AFRICA’S OLDEST Republic was plagued by wars – between 1989-1996 and 1999-2003, characterized by widespread and systemic violations of international human rights and humanitarian law. Domestic and international human rights groups, foreign embassies, the media, and the Liberian Truth and Reconciliation Commission (TRC) identified summary executions, massacres, rape and other forms of sexual violence, mutilation and torture, and forced conscription and use of child combatants among the numerous abuses.
Crimes were committed by members of all the parties to the conflict including the National Patriotic Front of Liberia (NPFL), Independent National Patriotic Front of Liberia (INPFL), United Liberation Movement of Liberia for Democracy (ULIMO), ULIMO-K, ULIMO-J, Armed Forces of Liberia (AFL), Liberian Peace Council (LPC), the government of Liberia (including various security forces), militias and the government-backed Anti-Terrorist Unit (ATU), Movement for Democracy in Liberia (Model), Lofa Defense Force, and Liberians United for Reconciliation and Democracy (LURD).
THIS IS WHY WE wholeheartedly welcome last week’s colloquium and embrace the UN envoy’s assertions that the program provided an excellent opportunity for all to discuss a mutually agreeable mechanism to bring closure to the past. “This colloquium is an opportunity to add the voice of the United Nations to the conversations taking place on accountability, reconciliation and peace consolidation in Liberia.

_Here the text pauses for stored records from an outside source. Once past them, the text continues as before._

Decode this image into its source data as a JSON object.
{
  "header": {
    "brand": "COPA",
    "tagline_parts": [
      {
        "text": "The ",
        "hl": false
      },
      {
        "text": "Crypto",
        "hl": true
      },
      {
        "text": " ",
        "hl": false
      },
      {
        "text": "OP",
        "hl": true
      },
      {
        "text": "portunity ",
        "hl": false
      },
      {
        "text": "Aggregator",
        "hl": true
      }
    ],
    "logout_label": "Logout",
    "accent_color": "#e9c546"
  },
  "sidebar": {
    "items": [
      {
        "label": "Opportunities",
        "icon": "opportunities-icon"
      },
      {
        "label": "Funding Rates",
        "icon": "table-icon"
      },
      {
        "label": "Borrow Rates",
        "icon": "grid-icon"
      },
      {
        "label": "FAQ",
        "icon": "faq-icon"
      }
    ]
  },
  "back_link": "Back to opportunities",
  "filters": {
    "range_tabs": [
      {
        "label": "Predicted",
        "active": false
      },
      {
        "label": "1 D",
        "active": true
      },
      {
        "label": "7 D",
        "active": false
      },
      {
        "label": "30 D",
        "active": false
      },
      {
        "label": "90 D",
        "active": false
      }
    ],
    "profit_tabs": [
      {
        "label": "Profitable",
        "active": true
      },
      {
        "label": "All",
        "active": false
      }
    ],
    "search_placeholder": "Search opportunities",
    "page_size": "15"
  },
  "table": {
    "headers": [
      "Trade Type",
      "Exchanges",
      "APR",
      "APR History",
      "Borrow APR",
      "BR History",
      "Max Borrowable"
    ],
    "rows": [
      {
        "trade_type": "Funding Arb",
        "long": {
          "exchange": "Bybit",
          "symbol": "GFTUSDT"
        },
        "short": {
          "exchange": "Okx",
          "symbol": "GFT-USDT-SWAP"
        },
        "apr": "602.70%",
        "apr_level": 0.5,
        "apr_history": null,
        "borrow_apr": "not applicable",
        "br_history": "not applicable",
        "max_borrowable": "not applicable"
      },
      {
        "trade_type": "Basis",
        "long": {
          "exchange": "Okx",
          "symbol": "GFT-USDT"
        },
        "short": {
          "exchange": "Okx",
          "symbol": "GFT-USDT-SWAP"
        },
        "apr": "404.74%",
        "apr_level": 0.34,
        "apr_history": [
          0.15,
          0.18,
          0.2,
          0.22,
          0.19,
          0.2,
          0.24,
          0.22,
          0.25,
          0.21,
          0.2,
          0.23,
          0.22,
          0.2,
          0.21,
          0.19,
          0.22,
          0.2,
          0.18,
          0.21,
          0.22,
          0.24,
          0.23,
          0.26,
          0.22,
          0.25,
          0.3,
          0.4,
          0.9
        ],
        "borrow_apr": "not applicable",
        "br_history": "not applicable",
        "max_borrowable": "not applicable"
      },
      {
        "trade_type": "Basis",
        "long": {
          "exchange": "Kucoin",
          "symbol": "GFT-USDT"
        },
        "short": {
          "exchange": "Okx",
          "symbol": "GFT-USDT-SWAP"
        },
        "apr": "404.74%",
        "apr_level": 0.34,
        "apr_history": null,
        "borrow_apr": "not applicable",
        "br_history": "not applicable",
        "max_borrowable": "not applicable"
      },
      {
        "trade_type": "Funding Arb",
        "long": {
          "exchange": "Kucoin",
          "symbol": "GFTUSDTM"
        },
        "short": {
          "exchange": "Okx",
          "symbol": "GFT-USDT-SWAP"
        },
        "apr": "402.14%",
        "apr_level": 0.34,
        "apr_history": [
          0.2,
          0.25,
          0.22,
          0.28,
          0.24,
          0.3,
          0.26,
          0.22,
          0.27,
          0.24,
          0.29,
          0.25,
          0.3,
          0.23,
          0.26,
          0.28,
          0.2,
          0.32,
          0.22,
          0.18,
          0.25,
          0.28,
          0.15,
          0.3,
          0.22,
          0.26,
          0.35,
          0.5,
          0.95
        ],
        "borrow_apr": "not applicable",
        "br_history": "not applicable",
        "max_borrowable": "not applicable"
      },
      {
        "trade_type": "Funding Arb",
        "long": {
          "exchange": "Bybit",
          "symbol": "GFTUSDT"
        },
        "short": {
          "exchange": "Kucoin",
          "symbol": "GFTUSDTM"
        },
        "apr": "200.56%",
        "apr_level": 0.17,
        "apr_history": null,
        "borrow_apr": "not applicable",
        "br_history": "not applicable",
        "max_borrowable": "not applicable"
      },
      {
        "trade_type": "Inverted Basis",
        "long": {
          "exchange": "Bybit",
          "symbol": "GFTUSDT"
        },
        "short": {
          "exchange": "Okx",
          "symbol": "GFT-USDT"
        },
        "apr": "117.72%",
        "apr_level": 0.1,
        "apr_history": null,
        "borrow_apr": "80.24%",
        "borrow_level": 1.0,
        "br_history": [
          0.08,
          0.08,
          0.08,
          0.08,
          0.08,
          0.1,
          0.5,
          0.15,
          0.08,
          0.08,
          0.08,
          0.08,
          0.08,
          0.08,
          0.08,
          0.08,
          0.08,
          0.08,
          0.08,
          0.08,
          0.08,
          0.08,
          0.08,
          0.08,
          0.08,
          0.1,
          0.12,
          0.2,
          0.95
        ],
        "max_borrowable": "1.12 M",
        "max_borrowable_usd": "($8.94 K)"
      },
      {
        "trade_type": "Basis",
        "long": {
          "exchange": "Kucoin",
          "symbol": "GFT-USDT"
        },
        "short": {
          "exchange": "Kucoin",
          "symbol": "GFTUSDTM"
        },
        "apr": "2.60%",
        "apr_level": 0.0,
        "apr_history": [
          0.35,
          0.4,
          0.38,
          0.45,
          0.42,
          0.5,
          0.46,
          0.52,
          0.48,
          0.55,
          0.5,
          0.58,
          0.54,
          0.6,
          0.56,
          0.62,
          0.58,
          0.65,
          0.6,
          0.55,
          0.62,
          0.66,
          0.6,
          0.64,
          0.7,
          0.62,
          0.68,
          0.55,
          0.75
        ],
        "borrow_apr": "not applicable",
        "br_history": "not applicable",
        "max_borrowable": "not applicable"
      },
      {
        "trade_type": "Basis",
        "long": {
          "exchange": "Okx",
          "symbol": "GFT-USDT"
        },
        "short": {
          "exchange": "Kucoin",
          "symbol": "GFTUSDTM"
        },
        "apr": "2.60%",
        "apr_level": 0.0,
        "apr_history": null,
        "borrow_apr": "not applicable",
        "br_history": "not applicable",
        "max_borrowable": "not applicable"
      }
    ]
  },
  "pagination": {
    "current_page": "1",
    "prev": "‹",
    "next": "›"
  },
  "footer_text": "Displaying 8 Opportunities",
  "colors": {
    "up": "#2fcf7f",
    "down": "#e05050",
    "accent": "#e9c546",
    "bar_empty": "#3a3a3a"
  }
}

Excellences, Distinguished Ladies and Gentlemen Liberia so far has enjoyed 15 years of uninterrupted stability crowned by the successful completion in March 2018, of an extended peacekeeping period,” Mr. Hillo noted.
IT IS SAD THAT in Liberia today, many of those who committed atrocities against Liberians, maimed scores and killed the families, friends and loved ones before their very eyes are the very ones enjoying the fruits of Liberia’s post-war peace with lofty jobs and lucrative benefits.
WHILE SOME of Liberia’s key partners are doing a great job of bring some of those residing in their respective countries to book, it is long overdue for Liberia to take charge and begin a serious conversation about the establishment of a war crimes court.
AS THE UN ENVOY PUT IT LAST WEEK. “This mechanism need not come from outside and need not be set up outside. It can be right here, led and owned by Liberians. As long as it is in conformity with international standards and as long as it is credible in the eyes of the victims and their families and the public at large.”
LIBERIA MUST be grateful to the UN, the EU, the US and other partners, particularly our neighbors in the West African sub-region who sacrificed their citizens to help restore peace and sanity to our shores but at the same time, we ourselves must be able to take charge of our destiny and our identity.
WE MUST SHOW the world that we mean business, that we are a serious nation, willing and ready to send a clear message against impunity.
WE CANNOT AND SHOULD not allow known perpetrators of war to roam Liberia with impunity. We cannot and should not allow known killers who gun downed friends, families and loved ones in cold blood for simply belonging to a particular tribe, religion or social class, We must not and should not allow the rest of the world to laugh at us while we sit idly by and allow the blood of those who died to go in vain.
IMPUNITY IS WRONG and Liberia must let the rest of the world know that it will not be tolerated here. The conversation is long overdue.
AS MR. HILLO POINTED OUT last week. “For any country to attain enviable heights among the comity of nations, there must be sustainable peace. “And sustainable peace means that the probability of using destructive conflict, oppression and violence to solve problems is so low that it does not form part of any party’s strategy, while the probability of using cooperation, dialogue and collaborative problem-solving to promote social justice is the norm.”
THE UN ENVOY COULD not have said it any better. It is time for Liberia to stand and be counted on the establishment of a war crimes court.